The World This Book Reconstructs
Washington Post reviewer Feldman is quoted noting that the book depicts a lost world, at times a lost paradise, when New York, Hollywood, and the literary life were at their most glamorous and privileged. That is exactly what the book offers: a reconstruction of a cultural moment that no longer exists in the form it took then. The glossy magazine as a dominant cultural force, as an arbiter of taste and a generator of celebrity, as a physical object that people genuinely anticipated and collected, that world has largely dissolved into digital fragments. Coleridge chronicles its apex and its erosion with the perspective of someone who was inside both transitions.
The New York Times called it a new Power Broker, which is generous praise and somewhat misleading in its implication of Caro-level architectural rigor. This is not a power biography in that mode. It is lighter, funnier, and more episodic. But the comparison does capture something true about the book’s scope: Coleridge was present at enough consequential moments, and knew enough consequential people, that the memoir functions as cultural history even when it reads as anecdote.
The Unevenness and Why It Matters Less Than You’d Expect
Matthew Kennedy’s review flags two legitimate weaknesses: some stories end too abruptly, and there are passages that consist largely of name lists. Both observations are accurate. Coleridge’s social world was enormous, and he sometimes gestures toward it through enumeration rather than dramatization. The reader who wants every encounter developed into a full scene will occasionally feel shortchanged. But the book’s best moments, the anxiety of the Princess of Wales rendered with unexpected delicacy, the blazing fury of Mohamed Al-Fayed with its dark comedy, the surreal weekend with Bob Geldof and William Hague, are precisely observed and well told.
Reviewer Victoria Taylor Allen described scarcely being able to put it down, and at thirteen and a half hours, that is a real endorsement. The listening pace is leisurely but never slow. Coleridge writes sentences that are worth the time they take.
Listen if: You are interested in British cultural and publishing history from the 1970s through the 2010s, particularly the magazine industry, and want a narrator who was genuinely inside the world being described.
Skip if: You are looking for a systematic industry analysis or a tell-all exposé, Coleridge is candid but not malicious, and his affection for his world is ultimately the book’s governing emotion rather than critique.
Frequently Asked Questions
Do you need to know British publishing or fashion to enjoy this memoir?
Familiarity with Condé Nast publications and British cultural figures helps, but Coleridge is a skilled enough writer to bring the uninitiated reader into his world without requiring prior knowledge. American listeners may want a quick reference for some of the British political figures mentioned.

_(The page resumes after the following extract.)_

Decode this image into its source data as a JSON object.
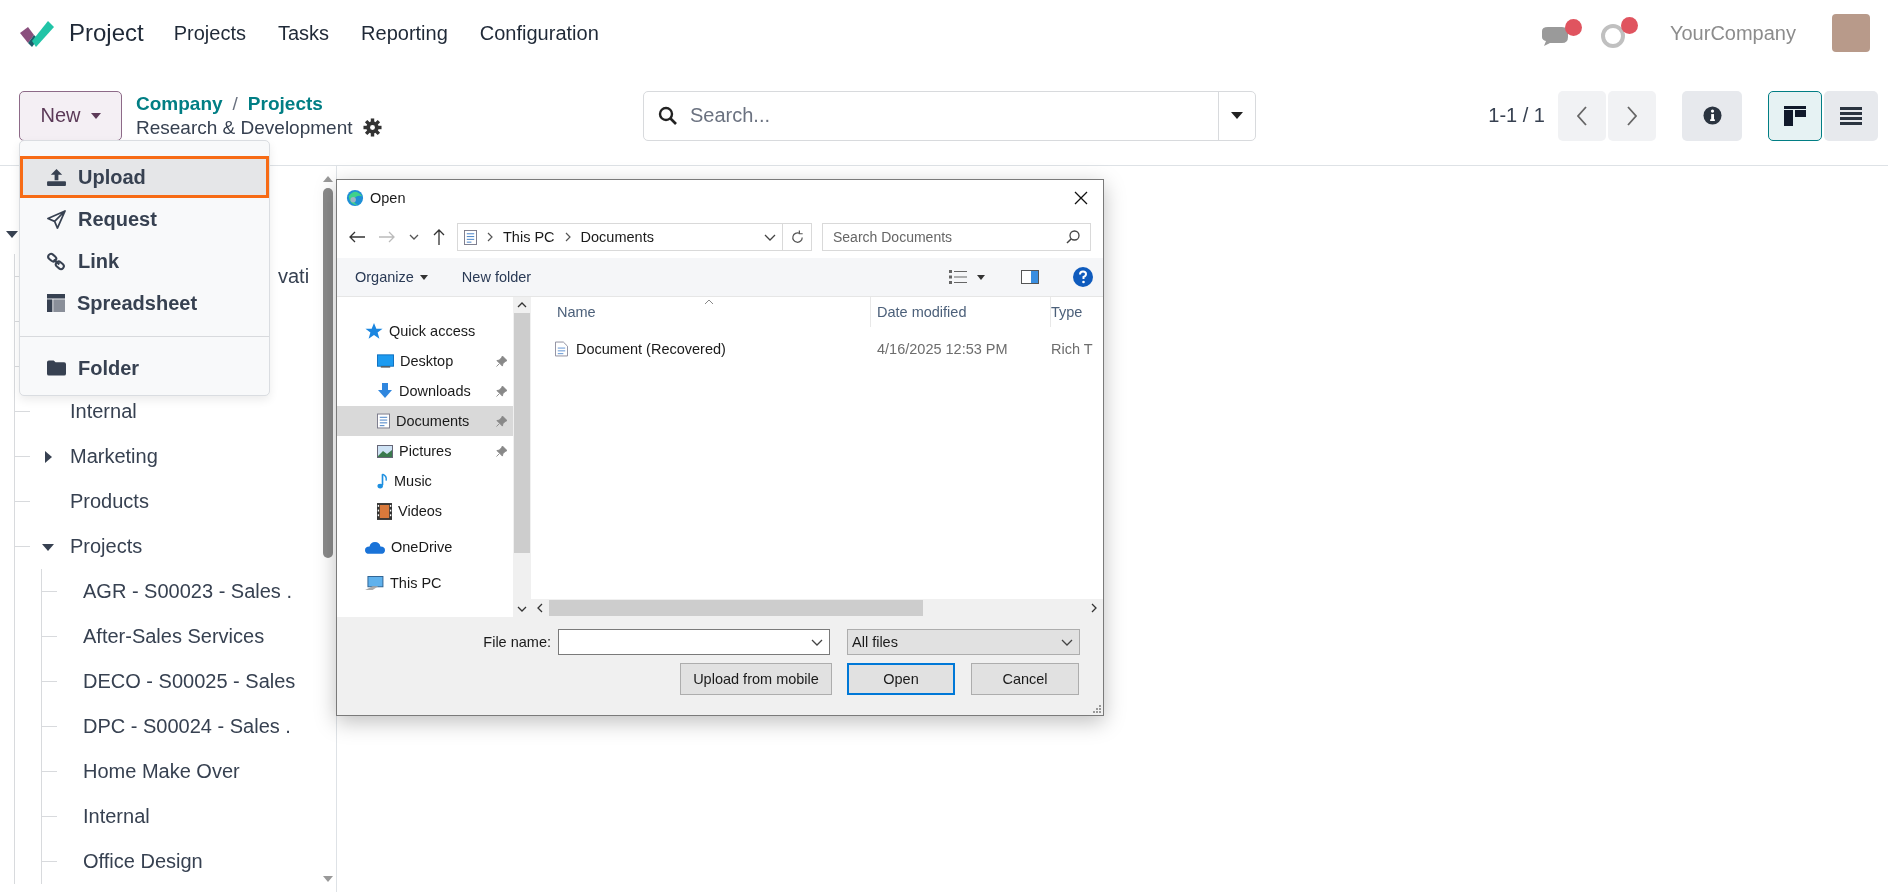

How candid is Coleridge about difficult people and controversial moments?
More candid than typical corporate memoir, but calibrated rather than reckless. He discusses the anxieties of the Princess of Wales and the fury of Mohamed Al-Fayed with specificity, but the tone is observational and often affectionate rather than damaging. He picks his revelations carefully.

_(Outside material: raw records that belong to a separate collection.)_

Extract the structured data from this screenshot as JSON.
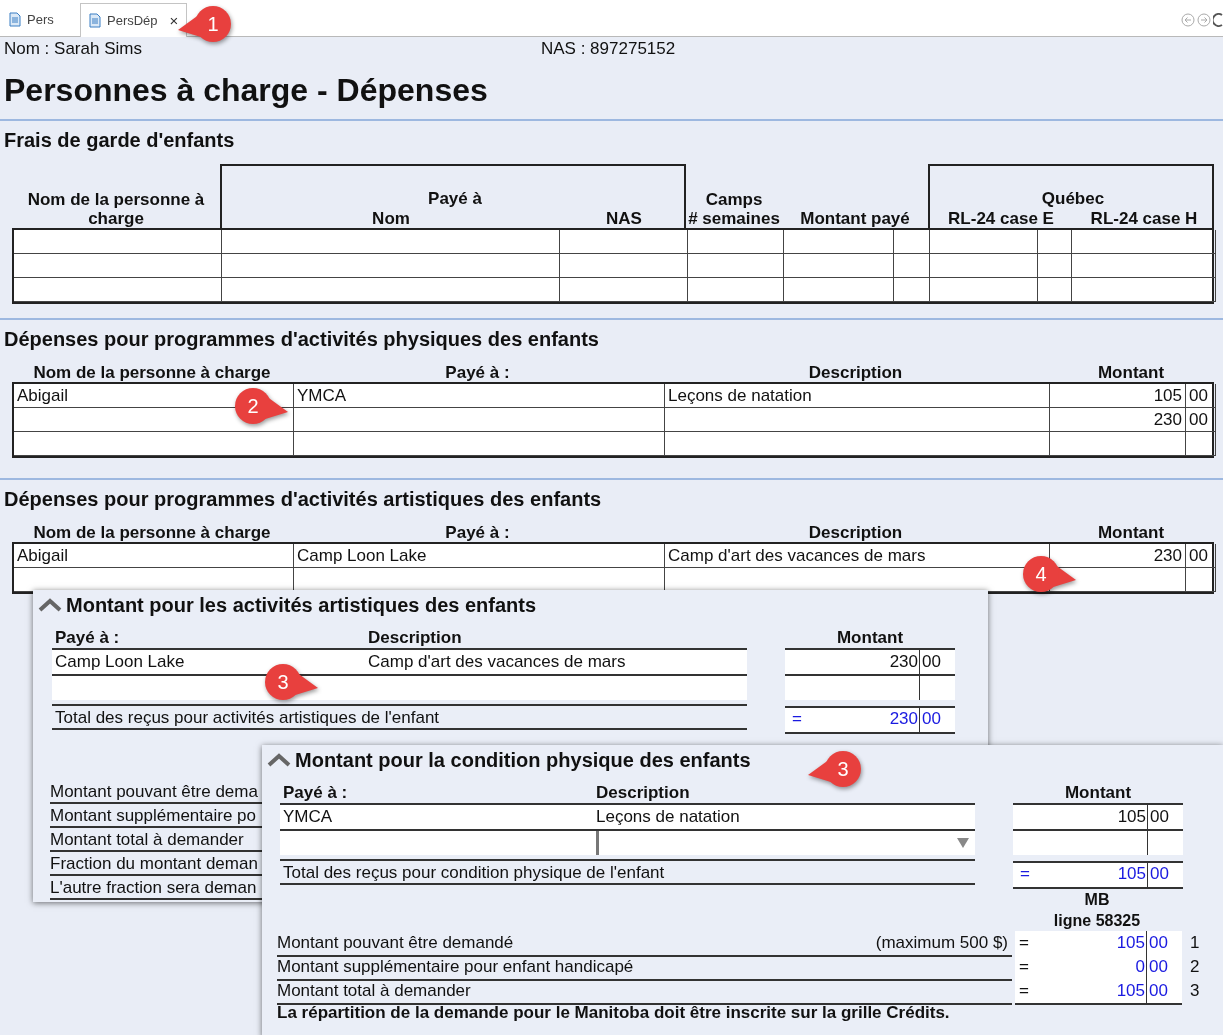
{
  "tabs": [
    {
      "label": "Pers",
      "selected": false
    },
    {
      "label": "PersDép",
      "selected": true,
      "close": "×"
    }
  ],
  "client": {
    "name": "Nom : Sarah Sims",
    "sin": "NAS : 897275152"
  },
  "title": "Personnes à charge - Dépenses",
  "childcare": {
    "heading": "Frais de garde d'enfants",
    "dependant": "Nom de la personne à charge",
    "paid_to": "Payé à",
    "paid_name": "Nom",
    "paid_sin": "NAS",
    "camps": [
      "Camps",
      "# semaines"
    ],
    "amount": "Montant payé",
    "quebec": "Québec",
    "rl24_e": "RL-24 case E",
    "rl24_h": "RL-24 case H"
  },
  "physical": {
    "heading": "Dépenses pour programmes d'activités physiques des enfants",
    "columns": [
      "Nom de la personne à charge",
      "Payé à :",
      "Description",
      "Montant"
    ],
    "rows": [
      {
        "name": "Abigail",
        "paid_to": "YMCA",
        "description": "Leçons de natation",
        "amount": "105",
        "cents": "00"
      },
      {
        "amount": "230",
        "cents": "00"
      },
      {}
    ]
  },
  "artistic": {
    "heading": "Dépenses pour programmes d'activités artistiques des enfants",
    "columns": [
      "Nom de la personne à charge",
      "Payé à :",
      "Description",
      "Montant"
    ],
    "rows": [
      {
        "name": "Abigail",
        "paid_to": "Camp Loon Lake",
        "description": "Camp d'art des vacances de mars",
        "amount": "230",
        "cents": "00"
      },
      {}
    ]
  },
  "artistic_panel": {
    "heading": "Montant pour les activités artistiques des enfants",
    "columns": [
      "Payé à :",
      "Description",
      "Montant"
    ],
    "rows": [
      {
        "kind": "text",
        "paid_to": "Camp Loon Lake",
        "description": "Camp d'art des vacances de mars",
        "amount": "230",
        "cents": "00"
      },
      {
        "kind": "text"
      }
    ],
    "total": {
      "label": "Total des reçus pour activités artistiques de l'enfant",
      "sign": "=",
      "amount": "230",
      "cents": "00"
    },
    "lines": [
      {
        "label": "Montant pouvant être dema"
      },
      {
        "label": "Montant supplémentaire po"
      },
      {
        "label": "Montant total à demander"
      },
      {
        "label": "Fraction du montant deman"
      },
      {
        "label": "L'autre fraction sera deman"
      }
    ]
  },
  "fitness_panel": {
    "heading": "Montant pour la condition physique des enfants",
    "columns": [
      "Payé à :",
      "Description",
      "Montant"
    ],
    "rows": [
      {
        "kind": "text",
        "paid_to": "YMCA",
        "description": "Leçons de natation",
        "amount": "105",
        "cents": "00"
      },
      {
        "kind": "dropdown"
      }
    ],
    "total": {
      "label": "Total des reçus pour condition physique de l'enfant",
      "sign": "=",
      "amount": "105",
      "cents": "00"
    },
    "province": "MB",
    "line_ref": "ligne 58325",
    "lines": [
      {
        "label": "Montant pouvant être demandé",
        "note": "(maximum 500 $)",
        "sign": "=",
        "amount": "105",
        "cents": "00",
        "number": "1"
      },
      {
        "label": "Montant supplémentaire pour enfant handicapé",
        "sign": "=",
        "amount": "0",
        "cents": "00",
        "number": "2"
      },
      {
        "label": "Montant total à demander",
        "sign": "=",
        "amount": "105",
        "cents": "00",
        "number": "3"
      }
    ],
    "footer": "La répartition de la demande pour le Manitoba doit être inscrite sur la grille Crédits."
  },
  "callouts": [
    {
      "number": "1",
      "kind": "left"
    },
    {
      "number": "2",
      "kind": "right"
    },
    {
      "number": "3",
      "kind": "right"
    },
    {
      "number": "3",
      "kind": "left"
    },
    {
      "number": "4",
      "kind": "right"
    }
  ]
}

Is this memoir primarily about the magazine industry or about Coleridge’s personal life?
Both strands run throughout, and they are well integrated. His marriage and family life, his travel, and his relationship to England’s class structure all inform the professional narrative. The book works because he is genuinely interested in both dimensions and does not segregate them artificially.
Does the audiobook format add anything beyond what a print reader would get?
Significantly, yes. Coleridge’s voice impressions of famous figures are embedded in the narration and cannot be replicated by reading. The audio version is, in this specific case, the superior format for experiencing the memoir.